Émouvante rétrospective
La plus importante exposition jamais réalisée sur Marcel Barbeau est inaugurée
Enfin. Une première rétrospective est consacrée à un des esprits les plus créatifs que le Québec ait connus, le peintre, sculpteur et pionnier de l’art abstrait, Marcel Barbeau.
Le Musée national des beaux-arts a dévoilé hier l’impressionnante et touchante exposition Marcel Barbeau : en mouvement, en présence de sa fille, la cinéaste Manon Barbeau, et de sa veuve, Ninon Gauthier, avec qui il a vécu durant 47 ans.
Devant la centaine d’oeuvres qui retracent un foisonnant parcours de sept décennies, et qui proviennent de plus d’une trentaine de prêteurs publics et privés, on les sentait envahies d’une très grande émotion.
Ninon Gauthier tente d’orchestrer une rétrospective depuis la fin des années 1980. Mais ce n’est qu’à l’automne 2015 que le premier rendez-vous a eu lieu entre elle et le MNBAQ, quelques semaines avant que Marcel Barbeau ne rende l’âme, à 90 ans.

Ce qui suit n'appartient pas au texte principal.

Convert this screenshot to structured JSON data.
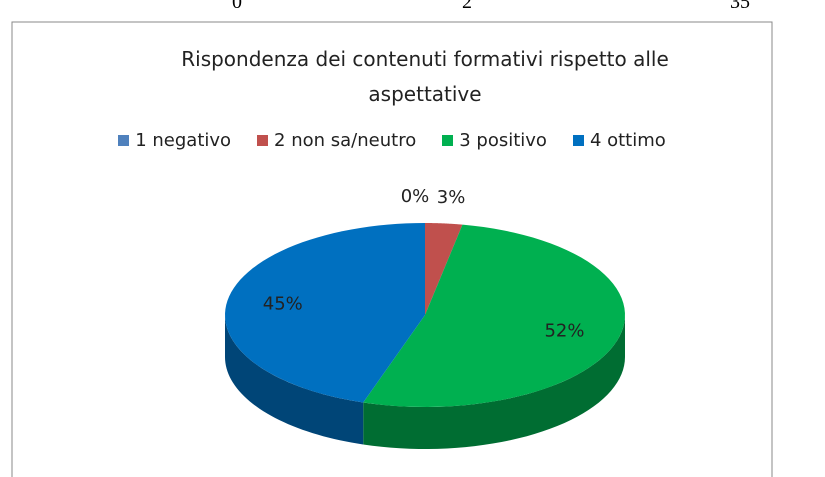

« Il était trop malade pour faire le voyage. Mais j’ai eu le bonheur de lui apprendre que le projet était accepté. Il en était vraiment très heureux, il était ravi. Ça fait très, très longtemps que ça lui est dû », a-t-elle confié hier, en marge de l’exposition.
« C’était inconcevable qu’un artiste de cette trempe n’ait pas encore de rétrospective », a soutenu la conservatrice et commissaire de l’exposition Eve-lyne Beaudry.
RECONNAISSANCE TARDIVE
Manon Barbeau a eu l’impression de retrouver l’âme de son père. « Papa a peint toute sa vie avec fougue, passion, viscère et âme. De voir tout ensemble ses différentes périodes, et en mesurer la cohérence, la force, l’évolution, dans une exposition intelligente et sensible, ça me touche beaucoup », a-t-elle dit.
Son plus grand regret est qu’il n’y soit pas pour mesurer l’ampleur de son oeuvre, lui qui a souvent été critiqué par ses pairs. « Je pense qu’il avait renoncé à la reconnaissance qu’il méritait. Il avait renoncé à la reconnaissance pour être juste dans le plaisir de créer. »
CRÉATEUR JUSQU’À LA FIN
Complice des Riopelle et Ferron à l’époque du Refus global, manifeste duquel il fut signataire, et artiste qui a contribué au développement de nombreux courants d’avant-garde, Marcel Barbeau créait des oeuvres au style inédit dans le paysage artistique. Pour lui, ni les techniques ni les styles n’avaient de limites.
L’exposition couvre l’ensemble de sa carrière, de la période automatiste du milieu des années 1940 jusqu’à sa toute dernière période de production. On y retrouve ses oeuvres phares en noir et blanc, les oeuvres d’art optique, pour lequel il a eu une reconnaissance mondiale et les toiles d’abstraction géométrique.
Ces chorégraphies de formes ont d’ailleurs été une des séries dans laquelle il s’est investi le plus longtemps.
Il a peint jusque dans les toutes dernières semaines de sa vie. « Il est allé, à 90 ans, alors qu’il allait mourir quelques semaines plus tard, renouveler sa batterie de pinceaux, parce qu’il voulait des pinceaux neufs pour ses prochaines oeuvres. Il peignait en fauteuil roulant alors qu’il ne pouvait plus marcher et qu’il était nourri par un tube », a raconté Manon Barbeau.